Par conséquent, bien que j’accepte que la plaignante ait été blessée lorsqu’elle est tombée en bas des escaliers, je n’ai aucun motif raisonnable de croire que ses blessures sont attribuables à une conduite illégale de la part de l’AI. Il n’y a donc pas lieu de porter des accusations criminelles dans cette affaire et le dossier est clos.

Date : Le 6 février 2025

Approuvé électroniquement par

Joseph Martino

Directeur

Unité des enquêtes spéciales

Notes

  • 1) Sauf indication contraire, les renseignements fournis dans cette section reflètent les renseignements fournis à l’UES au moment de la notification.
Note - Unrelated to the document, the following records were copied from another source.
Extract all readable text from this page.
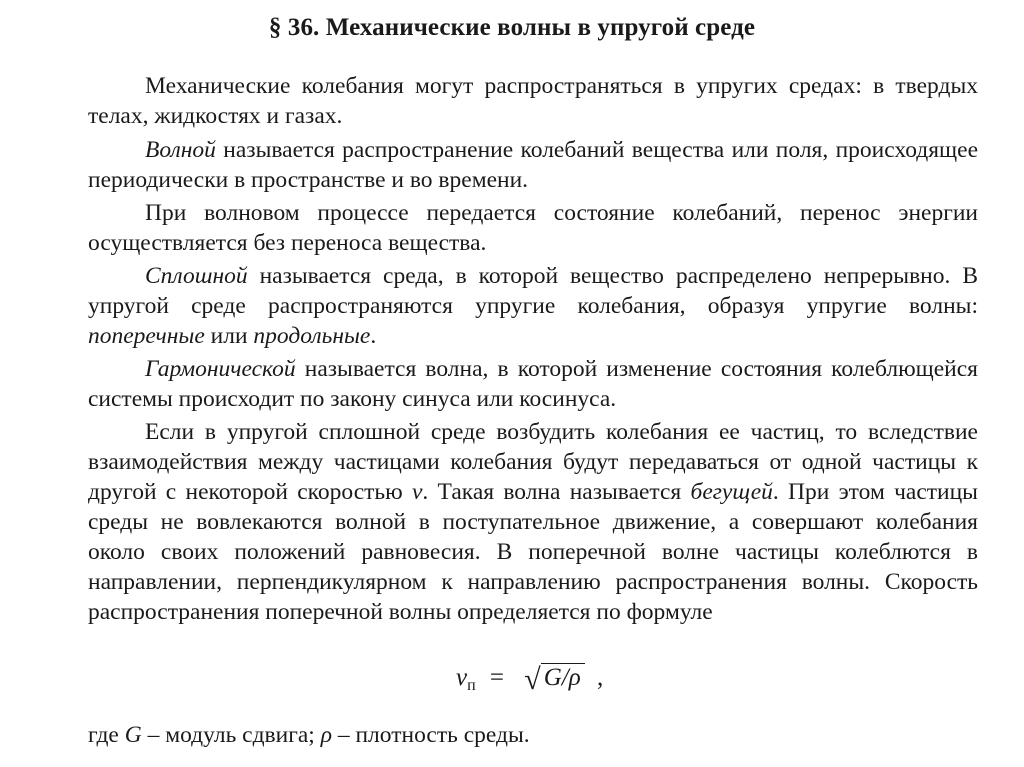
§ 36. Механические волны в упругой среде

Механические колебания могут распространяться в упругих средах: в твердых телах, жидкостях и газах.

Волной называется распространение колебаний вещества или поля, происходящее периодически в пространстве и во времени.

При волновом процессе передается состояние колебаний, перенос энергии осуществляется без переноса вещества.

Сплошной называется среда, в которой вещество распределено непрерывно. В упругой среде распространяются упругие колебания, образуя упругие волны: поперечные или продольные.

Гармонической называется волна, в которой изменение состояния колеблющейся системы происходит по закону синуса или косинуса.

Если в упругой сплошной среде возбудить колебания ее частиц, то вследствие взаимодействия между частицами колебания будут передаваться от одной частицы к другой с некоторой скоростью v. Такая волна называется бегущей. При этом частицы среды не вовлекаются волной в поступательное движение, а совершают колебания около своих положений равновесия. В поперечной волне частицы колеблются в направлении, перпендикулярном к направлению распространения волны. Скорость распространения поперечной волны определяется по формуле

$v_п$ = √ G/ρ ,
где G – модуль сдвига; ρ – плотность среды.
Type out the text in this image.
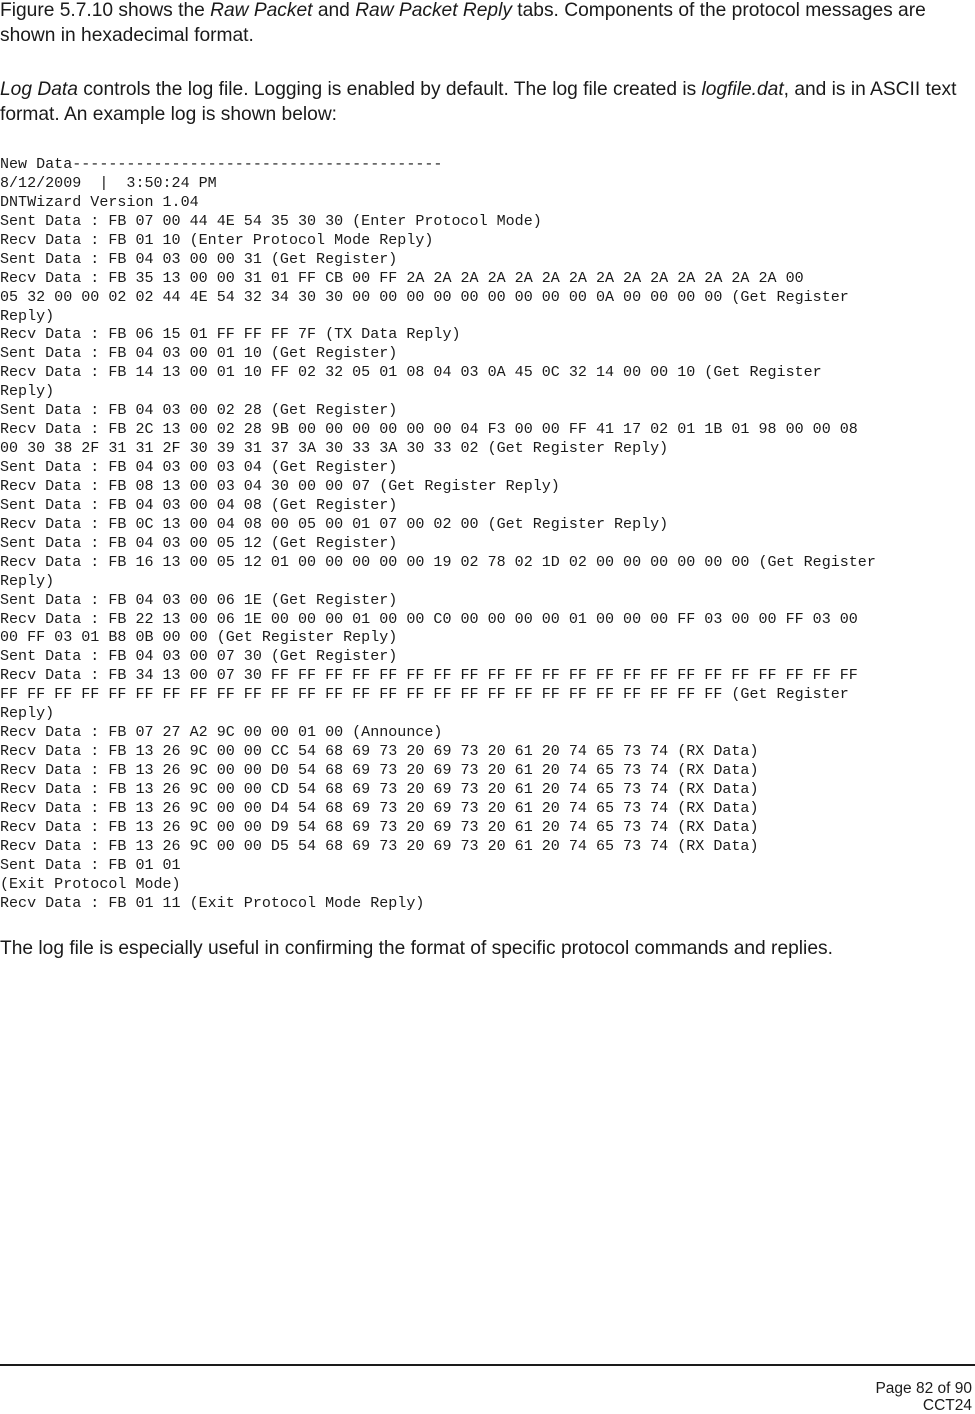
Figure 5.7.10 shows the Raw Packet and Raw Packet Reply tabs. Components of the protocol messages are shown in hexadecimal format.

Log Data controls the log file. Logging is enabled by default. The log file created is logfile.dat, and is in ASCII text format. An example log is shown below:

New Data-----------------------------------------
8/12/2009  |  3:50:24 PM
DNTWizard Version 1.04
Sent Data : FB 07 00 44 4E 54 35 30 30 (Enter Protocol Mode)
Recv Data : FB 01 10 (Enter Protocol Mode Reply)
Sent Data : FB 04 03 00 00 31 (Get Register)
Recv Data : FB 35 13 00 00 31 01 FF CB 00 FF 2A 2A 2A 2A 2A 2A 2A 2A 2A 2A 2A 2A 2A 2A 00
05 32 00 00 02 02 44 4E 54 32 34 30 30 00 00 00 00 00 00 00 00 00 0A 00 00 00 00 (Get Register
Reply)
Recv Data : FB 06 15 01 FF FF FF 7F (TX Data Reply)
Sent Data : FB 04 03 00 01 10 (Get Register)
Recv Data : FB 14 13 00 01 10 FF 02 32 05 01 08 04 03 0A 45 0C 32 14 00 00 10 (Get Register
Reply)
Sent Data : FB 04 03 00 02 28 (Get Register)
Recv Data : FB 2C 13 00 02 28 9B 00 00 00 00 00 00 04 F3 00 00 FF 41 17 02 01 1B 01 98 00 00 08
00 30 38 2F 31 31 2F 30 39 31 37 3A 30 33 3A 30 33 02 (Get Register Reply)
Sent Data : FB 04 03 00 03 04 (Get Register)
Recv Data : FB 08 13 00 03 04 30 00 00 07 (Get Register Reply)
Sent Data : FB 04 03 00 04 08 (Get Register)
Recv Data : FB 0C 13 00 04 08 00 05 00 01 07 00 02 00 (Get Register Reply)
Sent Data : FB 04 03 00 05 12 (Get Register)
Recv Data : FB 16 13 00 05 12 01 00 00 00 00 00 19 02 78 02 1D 02 00 00 00 00 00 00 (Get Register
Reply)
Sent Data : FB 04 03 00 06 1E (Get Register)
Recv Data : FB 22 13 00 06 1E 00 00 00 01 00 00 C0 00 00 00 00 01 00 00 00 FF 03 00 00 FF 03 00
00 FF 03 01 B8 0B 00 00 (Get Register Reply)
Sent Data : FB 04 03 00 07 30 (Get Register)
Recv Data : FB 34 13 00 07 30 FF FF FF FF FF FF FF FF FF FF FF FF FF FF FF FF FF FF FF FF FF FF
FF FF FF FF FF FF FF FF FF FF FF FF FF FF FF FF FF FF FF FF FF FF FF FF FF FF FF (Get Register
Reply)
Recv Data : FB 07 27 A2 9C 00 00 01 00 (Announce)
Recv Data : FB 13 26 9C 00 00 CC 54 68 69 73 20 69 73 20 61 20 74 65 73 74 (RX Data)
Recv Data : FB 13 26 9C 00 00 D0 54 68 69 73 20 69 73 20 61 20 74 65 73 74 (RX Data)
Recv Data : FB 13 26 9C 00 00 CD 54 68 69 73 20 69 73 20 61 20 74 65 73 74 (RX Data)
Recv Data : FB 13 26 9C 00 00 D4 54 68 69 73 20 69 73 20 61 20 74 65 73 74 (RX Data)
Recv Data : FB 13 26 9C 00 00 D9 54 68 69 73 20 69 73 20 61 20 74 65 73 74 (RX Data)
Recv Data : FB 13 26 9C 00 00 D5 54 68 69 73 20 69 73 20 61 20 74 65 73 74 (RX Data)
Sent Data : FB 01 01
(Exit Protocol Mode)
Recv Data : FB 01 11 (Exit Protocol Mode Reply)

The log file is especially useful in confirming the format of specific protocol commands and replies.

Page 82 of 90
CCT24
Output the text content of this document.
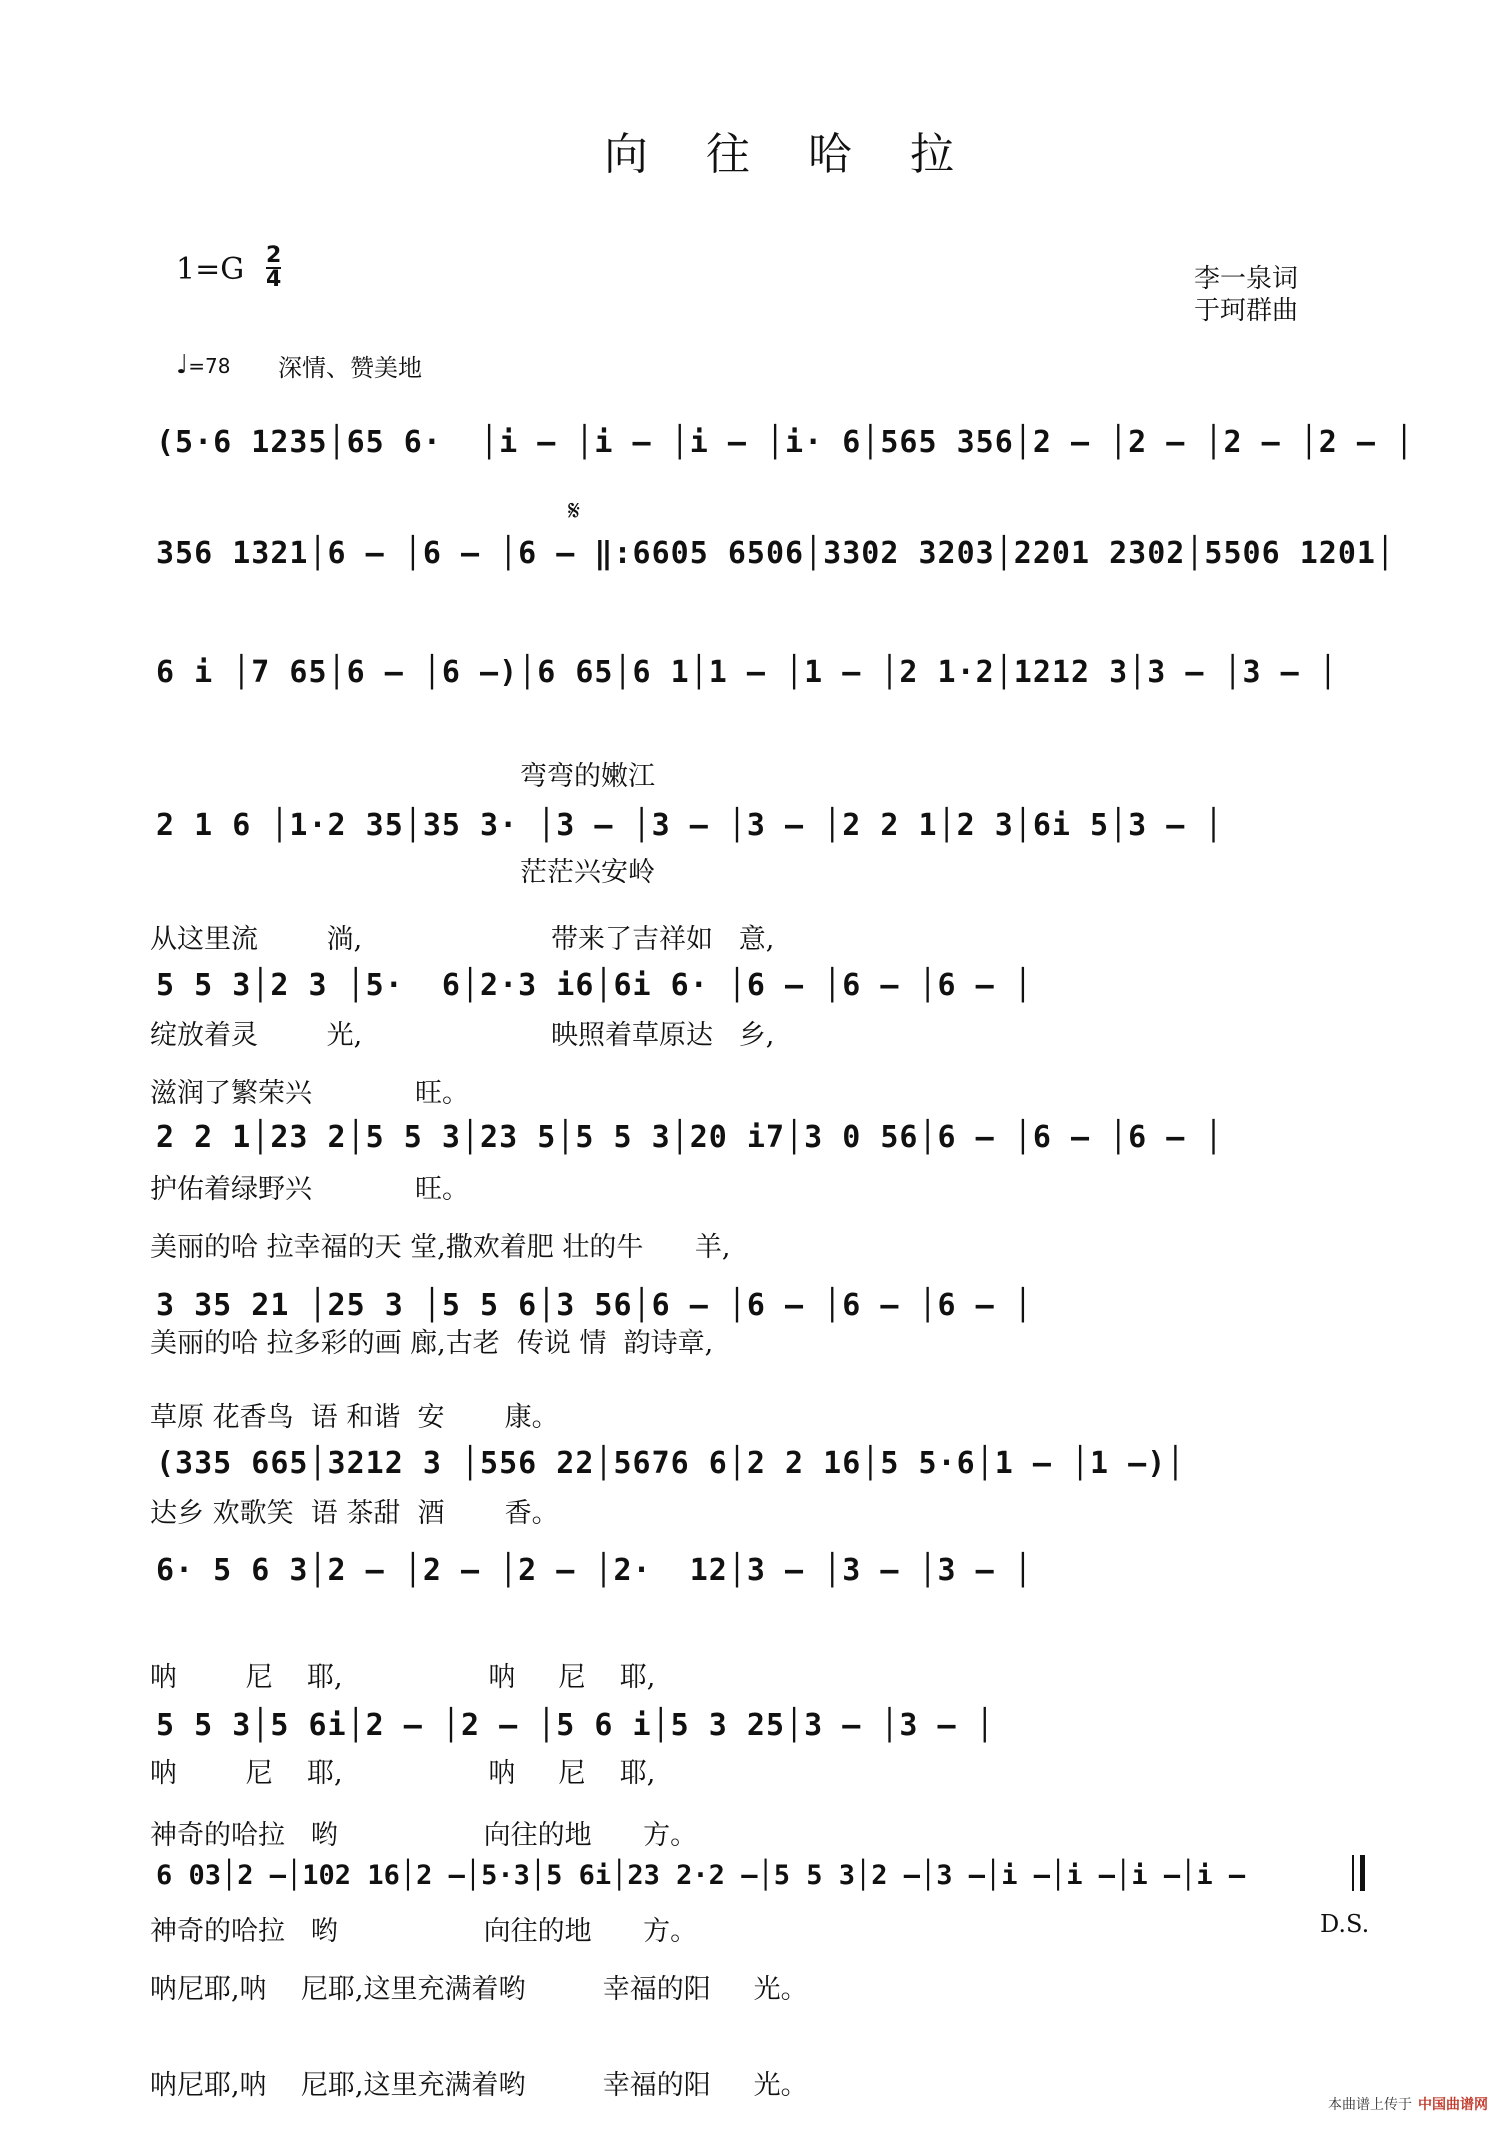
向往哈拉
$1=G \frac{2}{4}$	李一泉词
于珂群曲
♩=78 深情、赞美地
𝄋
(5·6 1235│65 6·  │i – │i – │i – │i· 6│565 356│2 – │2 – │2 – │2 – │
356 1321│6 – │6 – │6 – ‖:6605 6506│3302 3203│2201 2302│5506 1201│
6 i │7 65│6 – │6 –)│6 65│6 1│1 – │1 – │2 1·2│1212 3│3 – │3 – │

弯弯的嫩江

茫茫兴安岭

2 1 6 │1·2 35│35 3· │3 – │3 – │3 – │2 2 1│2 3│6i 5│3 – │

从这里流        淌,                      带来了吉祥如   意,

绽放着灵        光,                      映照着草原达   乡,

5 5 3│2 3 │5·  6│2·3 i6│6i 6· │6 – │6 – │6 – │

滋润了繁荣兴            旺。

护佑着绿野兴            旺。

2 2 1│23 2│5 5 3│23 5│5 5 3│20 i7│3 0 56│6 – │6 – │6 – │

美丽的哈 拉幸福的天 堂,撒欢着肥 壮的牛      羊,

美丽的哈 拉多彩的画 廊,古老  传说 情  韵诗章,

3 35 21 │25 3 │5 5 6│3 56│6 – │6 – │6 – │6 – │

草原 花香鸟  语 和谐  安       康。

达乡 欢歌笑  语 茶甜  酒       香。

(335 665│3212 3 │556 22│5676 6│2 2 16│5 5·6│1 – │1 –)│
6· 5 6 3│2 – │2 – │2 – │2·  12│3 – │3 – │3 – │

呐        尼    耶,                 呐     尼    耶,

呐        尼    耶,                 呐     尼    耶,

5 5 3│5 6i│2 – │2 – │5 6 i│5 3 25│3 – │3 – │

神奇的哈拉   哟                 向往的地      方。

神奇的哈拉   哟                 向往的地      方。

6 03│2 –│102 16│2 –│5·3│5 6i│23 2·2 –│5 5 3│2 –│3 –│i –│i –│i –│i –

呐尼耶,呐    尼耶,这里充满着哟         幸福的阳     光。

呐尼耶,呐    尼耶,这里充满着哟         幸福的阳     光。

D.S.
本曲谱上传于 中国曲谱网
Ils ne reflètent pas nécessairement les faits constatés par l’UES dans le cadre de son enquête. [Retour au texte]
  • 2) Les documents suivants contiennent des renseignements personnels délicats qui ne sont pas divulgués, comme le prévoit le paragraphe 34 (2) de la Loi de 2019 sur l’Unité des enquêtes spéciales. Les principaux éléments des documents sont résumés ci‑dessous. [Retour au texte]

Note:

La version originale anglaise signée du rapport fait autorité. En cas de divergence entre cette version et les versions anglaise ou française en ligne, la version originale anglaise signée du rapport l’emporte.